Über die Antragsgegnerin wird gemäß § 29 Z 1 lit a und lit d KartG 2005 eine Geldbuße von EUR 170.000,-- wegen kartellrechtswidriger Preisabstimmungsmaßnahmen mit Wiederverkäufern im Produktbereich Kameras im „Einsteiger“-Segment (Entry) und „Style Performance“-Segment (SP-Serie), die von Jänner 2009 bis Dezember 2013 andauerten und einen Verstoß gegen § 1 KartG sowie Art 101 AEUV begründen, verhängt.

Begründung:
 

Die Antragstellerin beantragte wie aus dem Spruch ersichtlich und brachte im Wesentlichen vor, dass die Antragsgegnerin Produkte der Marke NIKON (insbesondere Kameras und Zubehör) an Vertriebshändler in Österreich verkaufe. Im Verhältnis zwischen der Antragsgegnerin und ihren österreichischen Vertriebshändlern sei es über einen längeren Zeitraum (darunter insbesondere im Zeitraum 2009 bis 2013) neben Verhandlungen hinsichtlich des Einkaufspreises der Vertriebshändler auch zu Fällen vertikaler Abstimmungsmaßnahmen sowie über bloß unverbindliche Preisempfehlungen hinausgehende einseitige Verhaltensweisen der Antragsgegnerin, jeweils hinsichtlich der Verkaufspreise der Vertriebshändler („Preisabstimmungsmaßnahmen“) gekommen. Dies habe vor allem Aktionsverkaufspreise im Rahmen von Aktionen, die seitens der Antragsgegnerin mittels vergünstigter Einkaufspreise gestützt worden seien, und zwar insbesondere im Jahr 2009 betroffen. Derartige Aktionen seien in erster Linie mit der xxx, xxx und xxx durchgeführt worden. Von solchen Aktionen seien hauptsächlich die meistverkauften NIKON-Produkte betroffen gewesen, nämlich Kameras des „Einsteiger“-Segments (Entry) bei den Spiegelreflexkameras und solche des „Style Performance“-Segments (SP-Serie) bei den Kompaktkameras.

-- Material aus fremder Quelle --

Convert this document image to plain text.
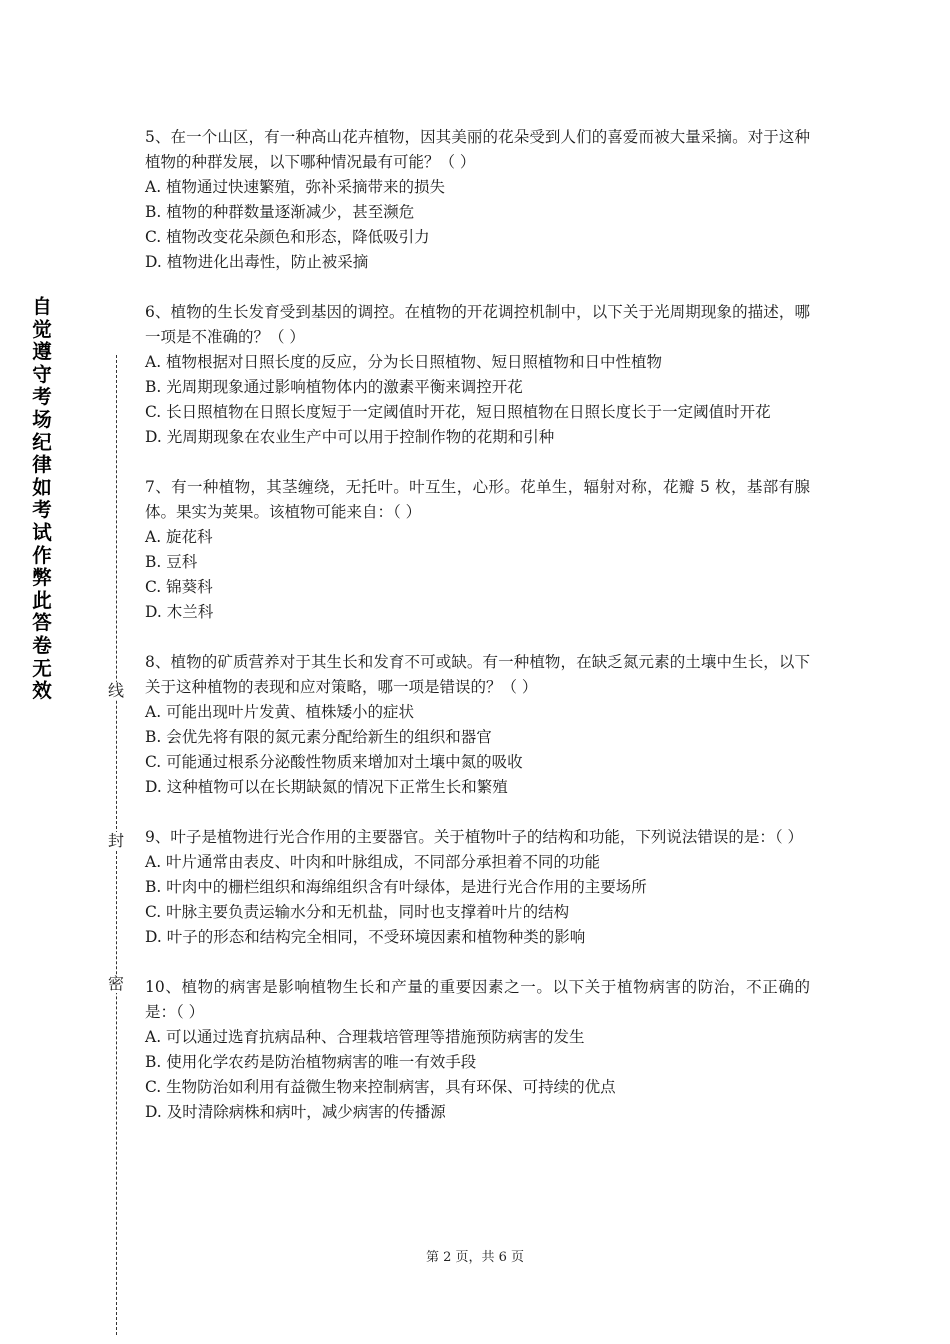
自
觉
遵
守
考
场
纪
律
如
考
试
作
弊
此
答
卷
无
效	线
封
密
5、在一个山区，有一种高山花卉植物，因其美丽的花朵受到人们的喜爱而被大量采摘。对于这种植物的种群发展，以下哪种情况最有可能？（ ）
A. 植物通过快速繁殖，弥补采摘带来的损失
B. 植物的种群数量逐渐减少，甚至濒危
C. 植物改变花朵颜色和形态，降低吸引力
D. 植物进化出毒性，防止被采摘
6、植物的生长发育受到基因的调控。在植物的开花调控机制中，以下关于光周期现象的描述，哪一项是不准确的？（ ）
A. 植物根据对日照长度的反应，分为长日照植物、短日照植物和日中性植物
B. 光周期现象通过影响植物体内的激素平衡来调控开花
C. 长日照植物在日照长度短于一定阈值时开花，短日照植物在日照长度长于一定阈值时开花
D. 光周期现象在农业生产中可以用于控制作物的花期和引种
7、有一种植物，其茎缠绕，无托叶。叶互生，心形。花单生，辐射对称，花瓣 5 枚，基部有腺体。果实为荚果。该植物可能来自：（ ）
A. 旋花科
B. 豆科
C. 锦葵科
D. 木兰科
8、植物的矿质营养对于其生长和发育不可或缺。有一种植物，在缺乏氮元素的土壤中生长，以下关于这种植物的表现和应对策略，哪一项是错误的？（ ）
A. 可能出现叶片发黄、植株矮小的症状
B. 会优先将有限的氮元素分配给新生的组织和器官
C. 可能通过根系分泌酸性物质来增加对土壤中氮的吸收
D. 这种植物可以在长期缺氮的情况下正常生长和繁殖
9、叶子是植物进行光合作用的主要器官。关于植物叶子的结构和功能，下列说法错误的是：（ ）
A. 叶片通常由表皮、叶肉和叶脉组成，不同部分承担着不同的功能
B. 叶肉中的栅栏组织和海绵组织含有叶绿体，是进行光合作用的主要场所
C. 叶脉主要负责运输水分和无机盐，同时也支撑着叶片的结构
D. 叶子的形态和结构完全相同，不受环境因素和植物种类的影响
10、植物的病害是影响植物生长和产量的重要因素之一。以下关于植物病害的防治，不正确的是：（ ）
A. 可以通过选育抗病品种、合理栽培管理等措施预防病害的发生
B. 使用化学农药是防治植物病害的唯一有效手段
C. 生物防治如利用有益微生物来控制病害，具有环保、可持续的优点
D. 及时清除病株和病叶，减少病害的传播源
第 2 页，共 6 页
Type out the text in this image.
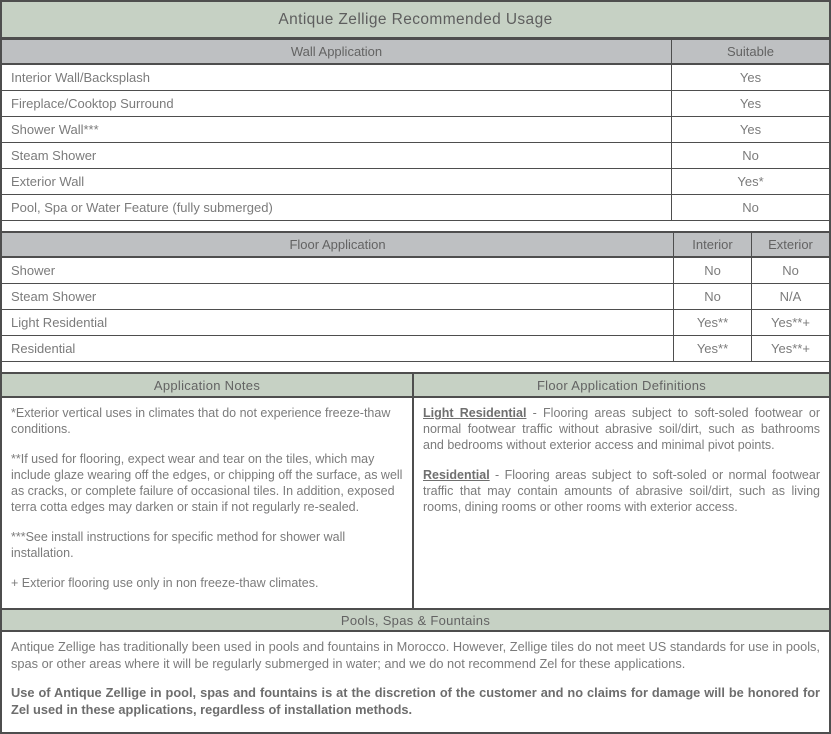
Antique Zellige Recommended Usage
Wall Application	Suitable
Interior Wall/Backsplash	Yes
Fireplace/Cooktop Surround	Yes
Shower Wall***	Yes
Steam Shower	No
Exterior Wall	Yes*
Pool, Spa or Water Feature (fully submerged)	No
Floor Application	Interior	Exterior
Shower	No	No
Steam Shower	No	N/A
Light Residential	Yes**	Yes**+
Residential	Yes**	Yes**+
Application Notes

*Exterior vertical uses in climates that do not experience freeze-thaw conditions.

**If used for flooring, expect wear and tear on the tiles, which may include glaze wearing off the edges, or chipping off the surface, as well as cracks, or complete failure of occasional tiles. In addition, exposed terra cotta edges may darken or stain if not regularly re-sealed.

***See install instructions for specific method for shower wall installation.

+ Exterior flooring use only in non freeze-thaw climates.

Floor Application Definitions

Light Residential - Flooring areas subject to soft-soled footwear or normal footwear traffic without abrasive soil/dirt, such as bathrooms and bedrooms without exterior access and minimal pivot points.

Residential - Flooring areas subject to soft-soled or normal footwear traffic that may contain amounts of abrasive soil/dirt, such as living rooms, dining rooms or other rooms with exterior access.

Pools, Spas & Fountains

Antique Zellige has traditionally been used in pools and fountains in Morocco. However, Zellige tiles do not meet US standards for use in pools, spas or other areas where it will be regularly submerged in water; and we do not recommend Zel for these applications.

Use of Antique Zellige in pool, spas and fountains is at the discretion of the customer and no claims for damage will be honored for Zel used in these applications, regardless of installation methods.
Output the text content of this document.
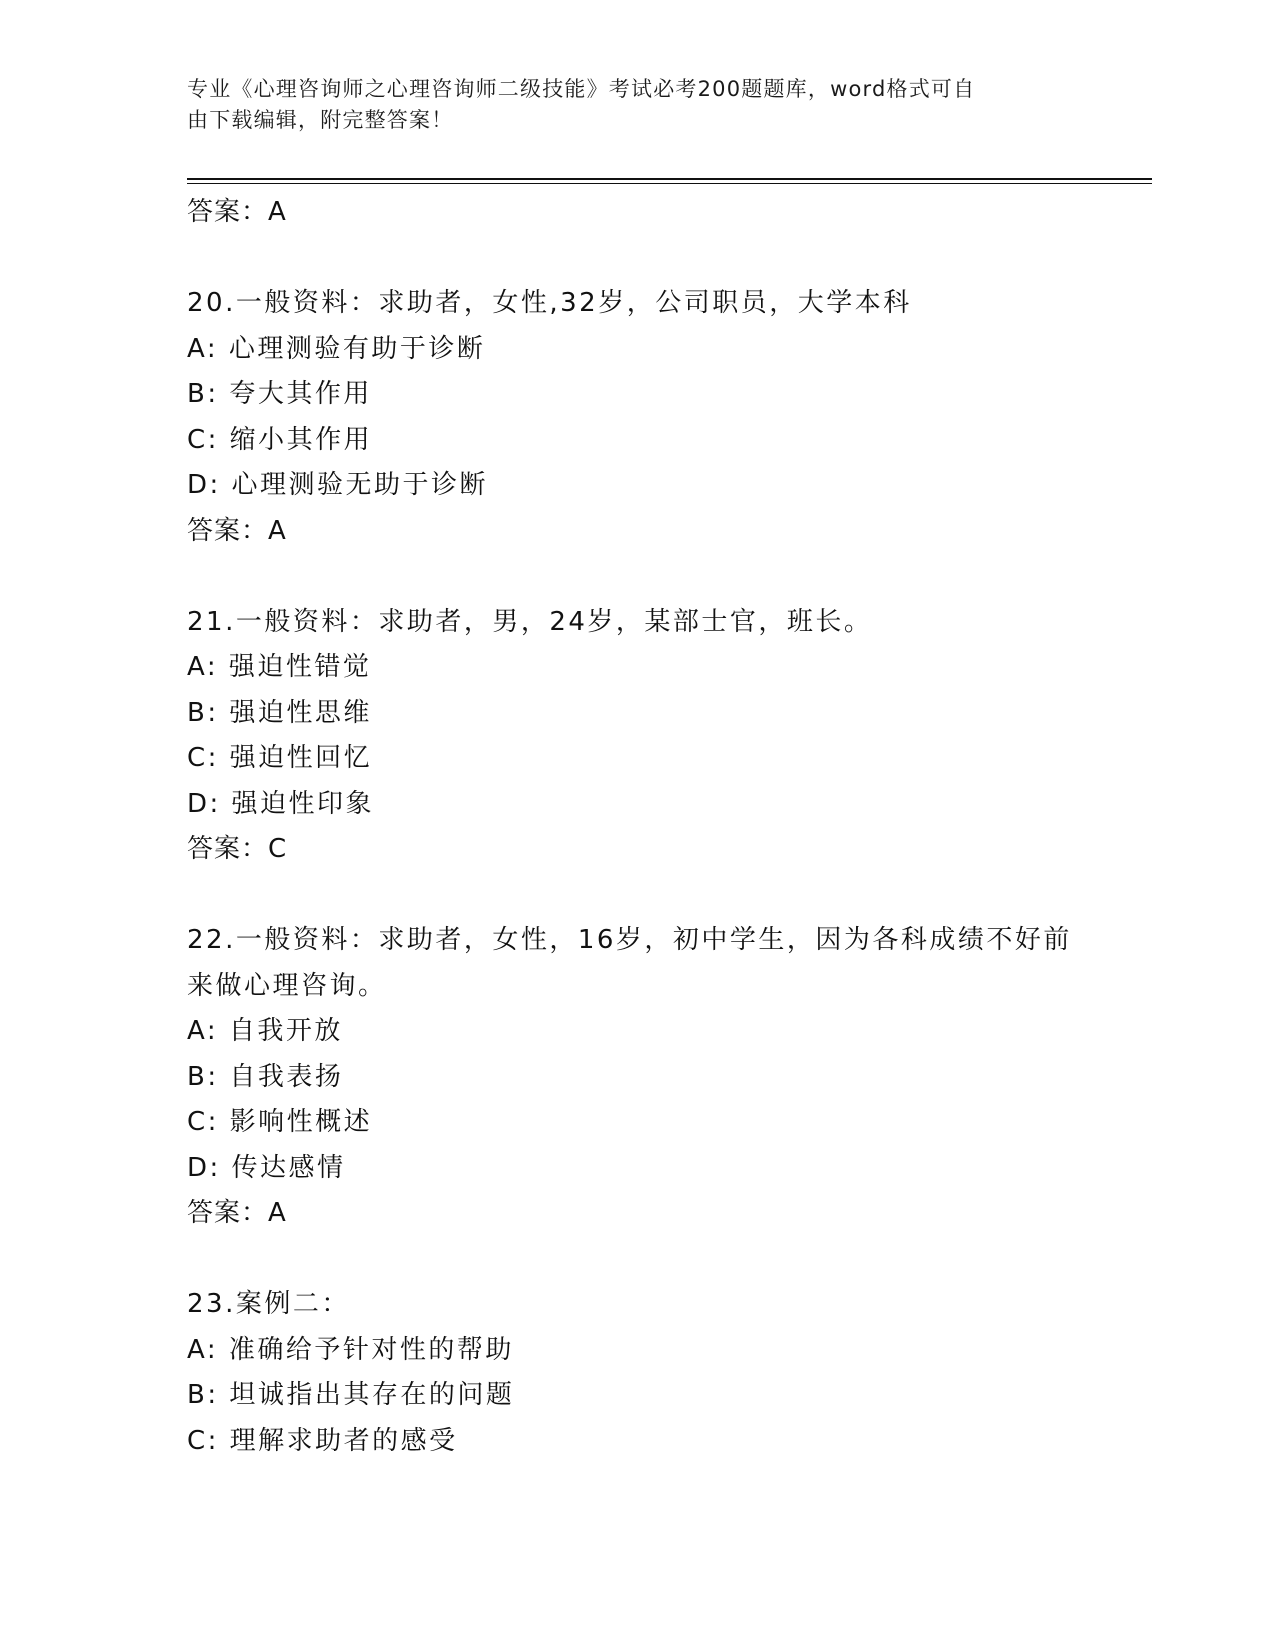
专业《心理咨询师之心理咨询师二级技能》考试必考200题题库，word格式可自
由下载编辑，附完整答案！
答案：A
20.一般资料：求助者，女性,32岁，公司职员，大学本科
A: 心理测验有助于诊断
B: 夸大其作用
C: 缩小其作用
D: 心理测验无助于诊断
答案：A
21.一般资料：求助者，男，24岁，某部士官，班长。
A: 强迫性错觉
B: 强迫性思维
C: 强迫性回忆
D: 强迫性印象
答案：C
22.一般资料：求助者，女性，16岁，初中学生，因为各科成绩不好前
来做心理咨询。
A: 自我开放
B: 自我表扬
C: 影响性概述
D: 传达感情
答案：A
23.案例二：
A: 准确给予针对性的帮助
B: 坦诚指出其存在的问题
C: 理解求助者的感受
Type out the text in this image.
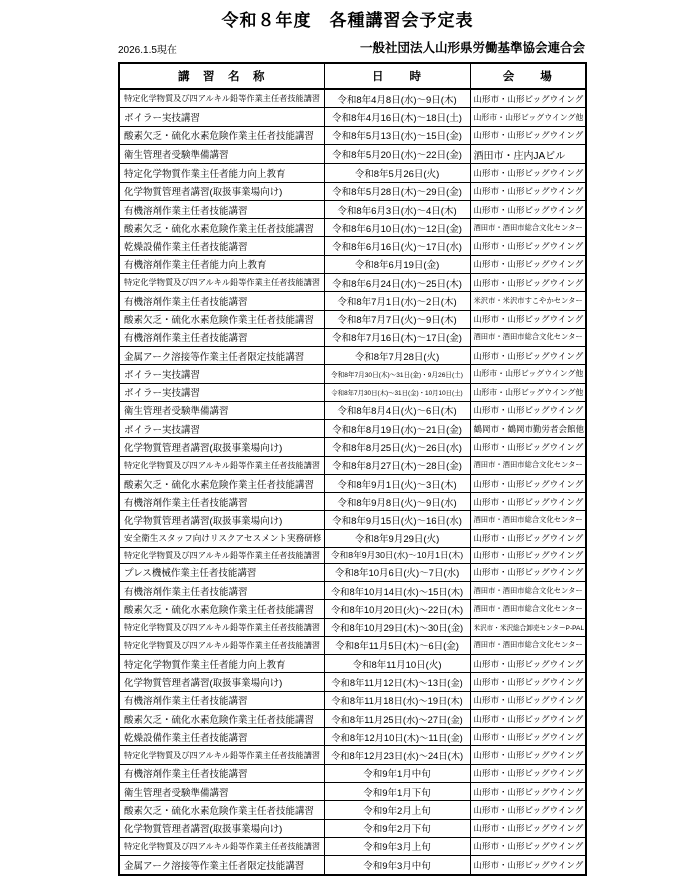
令和８年度　各種講習会予定表
2026.1.5現在	一般社団法人山形県労働基準協会連合会
講　習　名　称	日　　時	会　　場
特定化学物質及び四アルキル鉛等作業主任者技能講習	令和8年4月8日(水)～9日(木)	山形市・山形ビッグウイング
ボイラー実技講習	令和8年4月16日(木)～18日(土)	山形市・山形ビッグウイング他
酸素欠乏・硫化水素危険作業主任者技能講習	令和8年5月13日(水)～15日(金)	山形市・山形ビッグウイング
衛生管理者受験準備講習	令和8年5月20日(水)～22日(金)	酒田市・庄内JAビル
特定化学物質作業主任者能力向上教育	令和8年5月26日(火)	山形市・山形ビッグウイング
化学物質管理者講習(取扱事業場向け)	令和8年5月28日(木)～29日(金)	山形市・山形ビッグウイング
有機溶剤作業主任者技能講習	令和8年6月3日(水)～4日(木)	山形市・山形ビッグウイング
酸素欠乏・硫化水素危険作業主任者技能講習	令和8年6月10日(水)～12日(金)	酒田市・酒田市総合文化センター
乾燥設備作業主任者技能講習	令和8年6月16日(火)～17日(水)	山形市・山形ビッグウイング
有機溶剤作業主任者能力向上教育	令和8年6月19日(金)	山形市・山形ビッグウイング
特定化学物質及び四アルキル鉛等作業主任者技能講習	令和8年6月24日(水)～25日(木)	山形市・山形ビッグウイング
有機溶剤作業主任者技能講習	令和8年7月1日(水)～2日(木)	米沢市・米沢市すこやかセンター
酸素欠乏・硫化水素危険作業主任者技能講習	令和8年7月7日(火)～9日(木)	山形市・山形ビッグウイング
有機溶剤作業主任者技能講習	令和8年7月16日(木)～17日(金)	酒田市・酒田市総合文化センター
金属アーク溶接等作業主任者限定技能講習	令和8年7月28日(火)	山形市・山形ビッグウイング
ボイラー実技講習	令和8年7月30日(木)～31日(金)・9月26日(土)	山形市・山形ビッグウイング他
ボイラー実技講習	令和8年7月30日(木)～31日(金)・10月10日(土)	山形市・山形ビッグウイング他
衛生管理者受験準備講習	令和8年8月4日(火)～6日(木)	山形市・山形ビッグウイング
ボイラー実技講習	令和8年8月19日(水)～21日(金)	鶴岡市・鶴岡市勤労者会館他
化学物質管理者講習(取扱事業場向け)	令和8年8月25日(火)～26日(水)	山形市・山形ビッグウイング
特定化学物質及び四アルキル鉛等作業主任者技能講習	令和8年8月27日(木)～28日(金)	酒田市・酒田市総合文化センター
酸素欠乏・硫化水素危険作業主任者技能講習	令和8年9月1日(火)～3日(木)	山形市・山形ビッグウイング
有機溶剤作業主任者技能講習	令和8年9月8日(火)～9日(水)	山形市・山形ビッグウイング
化学物質管理者講習(取扱事業場向け)	令和8年9月15日(火)～16日(水)	酒田市・酒田市総合文化センター
安全衛生スタッフ向けリスクアセスメント実務研修	令和8年9月29日(火)	山形市・山形ビッグウイング
特定化学物質及び四アルキル鉛等作業主任者技能講習	令和8年9月30日(水)～10月1日(木)	山形市・山形ビッグウイング
プレス機械作業主任者技能講習	令和8年10月6日(火)～7日(水)	山形市・山形ビッグウイング
有機溶剤作業主任者技能講習	令和8年10月14日(水)～15日(木)	酒田市・酒田市総合文化センター
酸素欠乏・硫化水素危険作業主任者技能講習	令和8年10月20日(火)～22日(木)	酒田市・酒田市総合文化センター
特定化学物質及び四アルキル鉛等作業主任者技能講習	令和8年10月29日(木)～30日(金)	米沢市・米沢総合卸売センターP-PAL
特定化学物質及び四アルキル鉛等作業主任者技能講習	令和8年11月5日(木)～6日(金)	酒田市・酒田市総合文化センター
特定化学物質作業主任者能力向上教育	令和8年11月10日(火)	山形市・山形ビッグウイング
化学物質管理者講習(取扱事業場向け)	令和8年11月12日(木)～13日(金)	山形市・山形ビッグウイング
有機溶剤作業主任者技能講習	令和8年11月18日(水)～19日(木)	山形市・山形ビッグウイング
酸素欠乏・硫化水素危険作業主任者技能講習	令和8年11月25日(水)～27日(金)	山形市・山形ビッグウイング
乾燥設備作業主任者技能講習	令和8年12月10日(木)～11日(金)	山形市・山形ビッグウイング
特定化学物質及び四アルキル鉛等作業主任者技能講習	令和8年12月23日(水)～24日(木)	山形市・山形ビッグウイング
有機溶剤作業主任者技能講習	令和9年1月中旬	山形市・山形ビッグウイング
衛生管理者受験準備講習	令和9年1月下旬	山形市・山形ビッグウイング
酸素欠乏・硫化水素危険作業主任者技能講習	令和9年2月上旬	山形市・山形ビッグウイング
化学物質管理者講習(取扱事業場向け)	令和9年2月下旬	山形市・山形ビッグウイング
特定化学物質及び四アルキル鉛等作業主任者技能講習	令和9年3月上旬	山形市・山形ビッグウイング
金属アーク溶接等作業主任者限定技能講習	令和9年3月中旬	山形市・山形ビッグウイング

Die Antragsgegnerin hat gegenüber der Bundeswettbewerbsbehörde ein Anerkenntnis abgegeben.

Auf Grundlage des Beschlusses des Kartellgerichts 27 Kt 36/14-2 vom 17.4.2014 sei am 27.5.2014 die Durchsuchung der Antragsgegnerin vollzogen worden. Im Zuge der Durchsuchung seien Asservate sichergestellt worden. Aus diesen Unterlagen ergebe sich, dass die Antragsgegnerin mit einer Reihe von Händlern hinsichtlich des Vertriebes von Elektronikprodukten Preisabstimmungsmaßnahmen umgesetzt hätten, die den Tatbestand des Art 101 Abs 1 AEUV erfüllten. Es gebe keine Anhaltspunkte, dass im vorliegenden Fall die Ausnahmevoraussetzungen des Art 101 Abs 3 AEUV erfüllt seien. Preisabstimmungsmaßnahmen seien grundsätzlich nicht im Interesse der Verbraucher. In der Regel erfolge auch keine Weitergabe von etwaigen Gewinnen an Verbraucher. Der zwischenstaatliche Handel sei beeinträchtigt worden. Die antragsgegenständlichen Verhaltensweisen hätten sich auf das gesamte österreichische Hoheitsgebiet erstreckt. Nach Ansicht der BWB liege zudem ein schwerwiegender Verstoß vor, weil im Zusammenhang mit Preisabstimmungsmaßnahmen das Risiko der Behinderung eines Absatzkanals (online) geschaffen werde.

Die Grenzen zwischen Vereinbarung und abgestimmter Verhaltensweise sei fließend; selbst der EuGH sehe kein Bedürfnis, die beiden ohnehin gleichermaßen verbotenen Verhaltensformen voneinander abzugrenzen. Im vorliegenden Fall sei es schlussendlich nicht erforderlich, die Zuwiderhandlung ausschließlich der einen oder der anderen Erscheinungsform rechtswidrigen Verhaltens zuzuordnen, weil die Konzepte „Vereinbarung“ und „abgestimmte Verhaltensweise“ nicht fest umrissen seien und ineinander übergehen und die Rechtsfolgen zudem dieselben seien.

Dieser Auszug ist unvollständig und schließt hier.